A la lecture de votre livre, on découvre que les fonctionnaires, déjà touchés par la réforme du régime général, sont également victimes de la mauvaise gestion de leurs régimes complémentaires...
Guillaume Prache. Une mauvaise gestion qui relève du scandale. Plus de 1 million de fonctionnaires, la plupart de niveau modeste, des instituteurs, des postiers, du personnel judiciaire ou hospitalier sont victimes de plusieurs fonds de retraite parmi lesquels le Cref, aujourd'hui appelé le Corem, la Complémentaire des hospitaliers et, dans une moindre mesure, la Préfon. Leur manque à gagner, s'il ne peut être chiffré précisément, dépasse, quoi qu'il en soit, 3 milliards d'euros. On leur avait pourtant promis une rente garantie à vie, revalorisée régulièrement avec une « carotte fiscale » offerte par l'Etat. Or, depuis quelques années, les adhérents du Corem et les hospitaliers découvrent que leur rente n'était garantie que pendant environ cinq années et, pour ceux de la Préfon, que leurs droits sont peu ou pas revalorisés. En clair, qu'ils perdent chaque année du pouvoir d'achat.

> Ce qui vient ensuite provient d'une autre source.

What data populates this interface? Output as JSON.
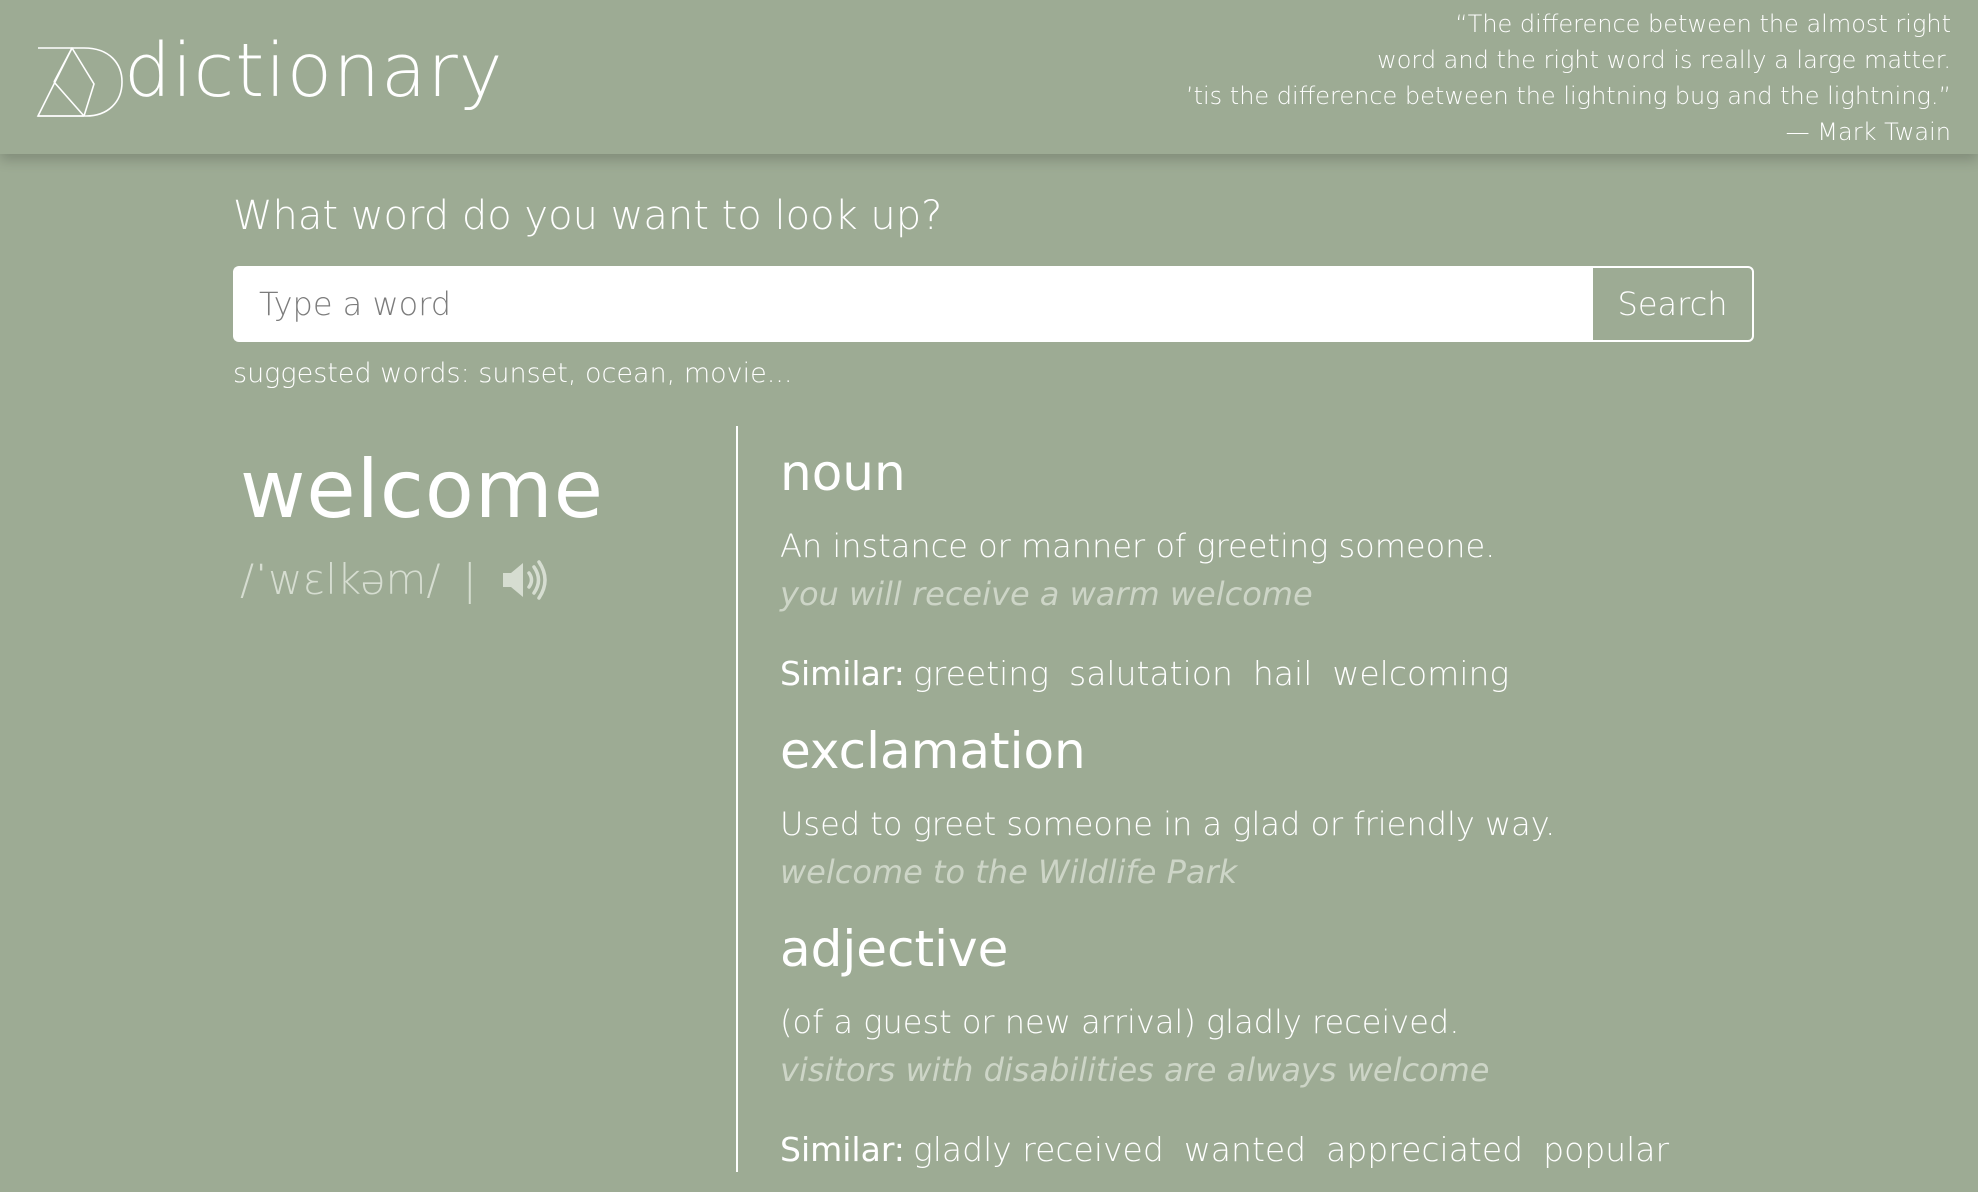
{
  "header": {
    "logo_text": "dictionary",
    "quote_lines": [
      "“The difference between the almost right",
      "word and the right word is really a large matter.",
      "’tis the difference between the lightning bug and the lightning.”",
      "— Mark Twain"
    ]
  },
  "search": {
    "question": "What word do you want to look up?",
    "placeholder": "Type a word",
    "value": "",
    "button_label": "Search",
    "suggested": "suggested words: sunset, ocean, movie..."
  },
  "word": {
    "title": "welcome",
    "phonetic": "/ˈwɛlkəm/",
    "separator": "|",
    "audio_icon": "speaker-icon"
  },
  "meanings": [
    {
      "part_of_speech": "noun",
      "definition": "An instance or manner of greeting someone.",
      "example": "you will receive a warm welcome",
      "similar_label": "Similar:",
      "similar": [
        "greeting",
        "salutation",
        "hail",
        "welcoming"
      ]
    },
    {
      "part_of_speech": "exclamation",
      "definition": "Used to greet someone in a glad or friendly way.",
      "example": "welcome to the Wildlife Park"
    },
    {
      "part_of_speech": "adjective",
      "definition": "(of a guest or new arrival) gladly received.",
      "example": "visitors with disabilities are always welcome",
      "similar_label": "Similar:",
      "similar": [
        "gladly received",
        "wanted",
        "appreciated",
        "popular"
      ]
    }
  ],
  "colors": {
    "background": "#9dab94",
    "text": "#ffffff",
    "muted": "#cdd5c7"
  }
}
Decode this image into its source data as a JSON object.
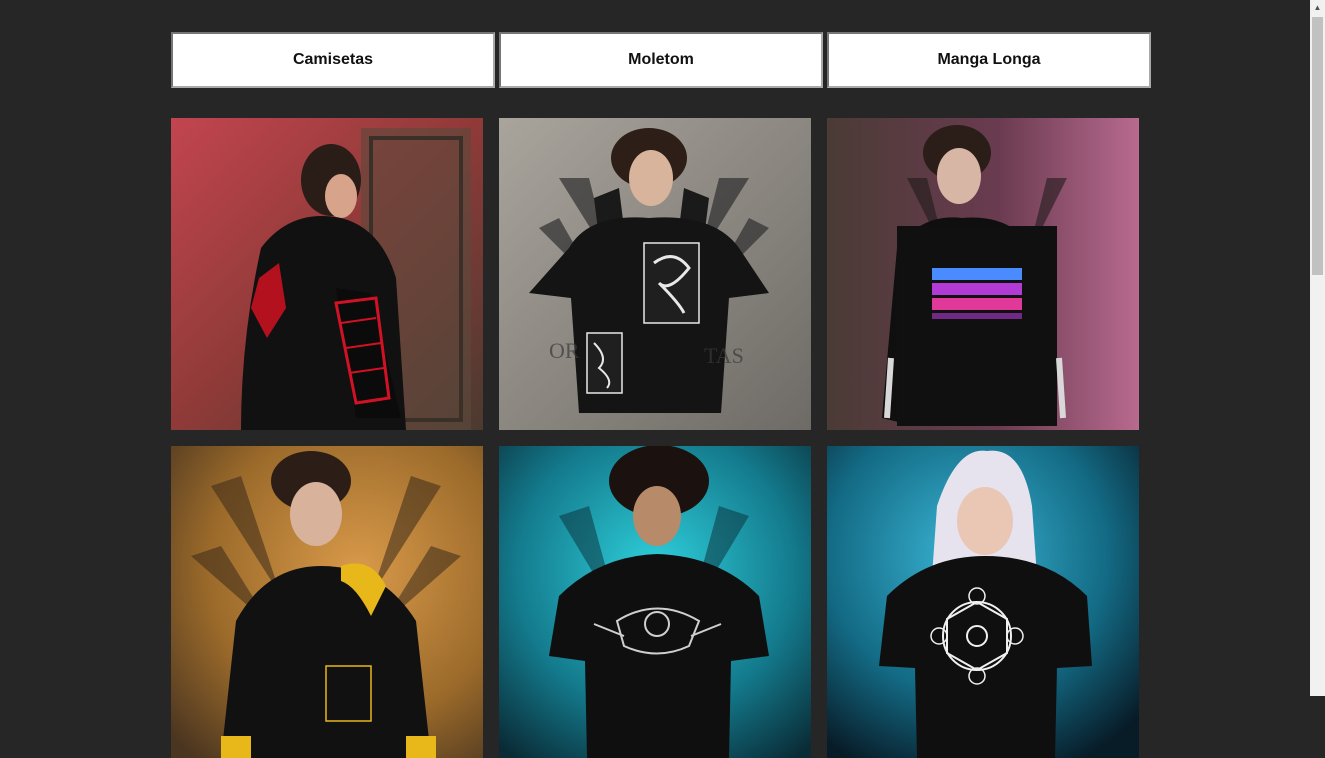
{
  "filters": [
    {
      "label": "Camisetas"
    },
    {
      "label": "Moletom"
    },
    {
      "label": "Manga Longa"
    }
  ],
  "products": [
    {
      "alt": "Moletom preto com estampa vermelha",
      "bg": "#8a2b32",
      "accent": "#d01224"
    },
    {
      "alt": "Moletom preto com patches brancos",
      "bg": "#8c8a85",
      "accent": "#e8e8e8"
    },
    {
      "alt": "Moletom preto com estampa roxa e rosa",
      "bg": "#6b3a5a",
      "accent": "#b23bd6"
    },
    {
      "alt": "Moletom preto com amarelo",
      "bg": "#a86a2a",
      "accent": "#e8b81a"
    },
    {
      "alt": "Camiseta preta com estampa prata",
      "bg": "#1a9aa6",
      "accent": "#cfcfcf"
    },
    {
      "alt": "Camiseta preta com mandala branca",
      "bg": "#137a8c",
      "accent": "#f0f0f0"
    }
  ],
  "colors": {
    "page_background": "#262626",
    "button_background": "#ffffff"
  }
}
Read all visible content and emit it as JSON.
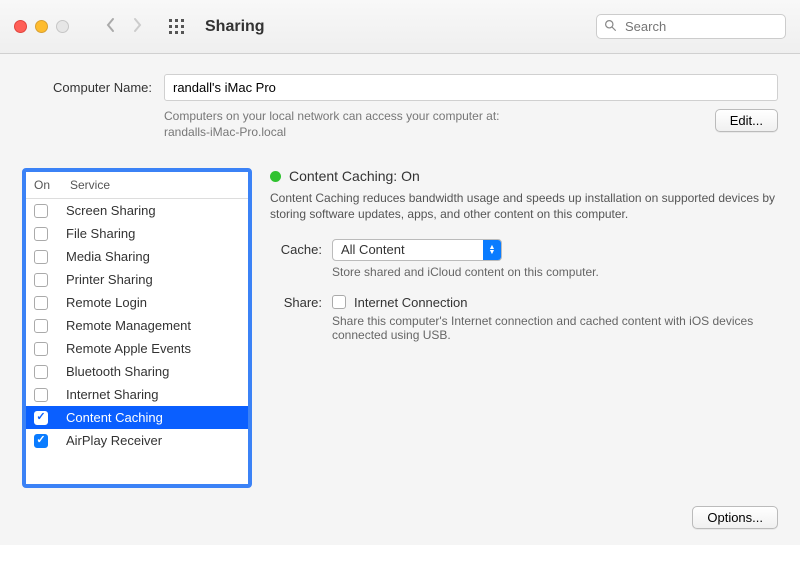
{
  "window": {
    "title": "Sharing",
    "search_placeholder": "Search"
  },
  "computer": {
    "label": "Computer Name:",
    "name": "randall's iMac Pro",
    "access_text": "Computers on your local network can access your computer at:",
    "hostname": "randalls-iMac-Pro.local",
    "edit_label": "Edit..."
  },
  "services": {
    "header_on": "On",
    "header_service": "Service",
    "items": [
      {
        "label": "Screen Sharing",
        "checked": false,
        "selected": false
      },
      {
        "label": "File Sharing",
        "checked": false,
        "selected": false
      },
      {
        "label": "Media Sharing",
        "checked": false,
        "selected": false
      },
      {
        "label": "Printer Sharing",
        "checked": false,
        "selected": false
      },
      {
        "label": "Remote Login",
        "checked": false,
        "selected": false
      },
      {
        "label": "Remote Management",
        "checked": false,
        "selected": false
      },
      {
        "label": "Remote Apple Events",
        "checked": false,
        "selected": false
      },
      {
        "label": "Bluetooth Sharing",
        "checked": false,
        "selected": false
      },
      {
        "label": "Internet Sharing",
        "checked": false,
        "selected": false
      },
      {
        "label": "Content Caching",
        "checked": true,
        "selected": true
      },
      {
        "label": "AirPlay Receiver",
        "checked": true,
        "selected": false
      }
    ]
  },
  "detail": {
    "status_label": "Content Caching: On",
    "status_color": "#30c230",
    "description": "Content Caching reduces bandwidth usage and speeds up installation on supported devices by storing software updates, apps, and other content on this computer.",
    "cache_label": "Cache:",
    "cache_value": "All Content",
    "cache_hint": "Store shared and iCloud content on this computer.",
    "share_label": "Share:",
    "share_option": "Internet Connection",
    "share_hint": "Share this computer's Internet connection and cached content with iOS devices connected using USB.",
    "options_label": "Options..."
  }
}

« Une carence de contrôle de l'Etat »
Comment en est-on arrivé là ?
Le Cref et les régimes des hospitaliers n'avaient pas prévu les fonds dont ils auraient besoin pour servir les rentes promises à leurs adhérents. Le Cref a même fonctionné en toute illégalité sans que les pouvoirs publics s'en émeuvent. Le régime n'était en effet pas assez provisionné depuis au moins 1988 et le trou s'élevait en 1999, date d'un rapport de l'Igas, l'Inspection générale des affaires sociales, à 1,6 milliard d'euros. En 2001, les rentes ont dû être réduites de 17 % et pas ou très peu revalorisées depuis. En plus, plus de 80 000 adhérents ont été poussés à la démission et perdu de ce fait au moins la moitié de la valeur de leur épargne. Pire, ils ont été taxés sur les sommes qu'ils avaient récupérées. Certains ont déposé plainte et devraient enfin obtenir satisfaction, le gouvernement venant d'accepter de leur rembourser l'impôt perçu.
Que peuvent faire les fonctionnaires qui ont souscrit à ces régimes ?
Se battre. Les adhérents de la Préfon ont déjà obtenu le droit de transférer leurs fonds vers un autre régime à partir de 2010. Ceux des Hospitaliers viennent de voir le leur renfloué partiellement par l'Etat et l'organisme assureur. Quant aux victimes du Cref, une décision de justice devrait être rendue le 24 juin prochain pour les indemniser. En outre, l'Etat a été reconnu par le TGI de Paris, en 2006, responsable pour faute lourde en raison d'une carence de contrôle. L'affaire est en appel. Enfin, une procédure au pénal est en cours contre certains dirigeants du Cref, comme René Teulade, mis en examen pour abus de confiance (NDLR : l'équivalent d'abus de biens sociaux en droit des sociétés) . Les plaignants espèrent leur renvoi en correctionnelle pour cette année.
Vous dénoncez un autre scandale qui ne touche pas seulement les fonctionnaires, celui de certains Perp...
Le plan d'épargne retraite populaire a été lancé en 2004. Son principal attrait réside dans la déduction fiscale. Or, on a découvert que sur 2 millions de souscripteurs, environ 1 million n'était pas ou peu imposé. Ils n'avaient donc aucun intérêt à souscrire. Il faudrait que le législateur interdise ce genre de pratique. Mais tout le monde se tait.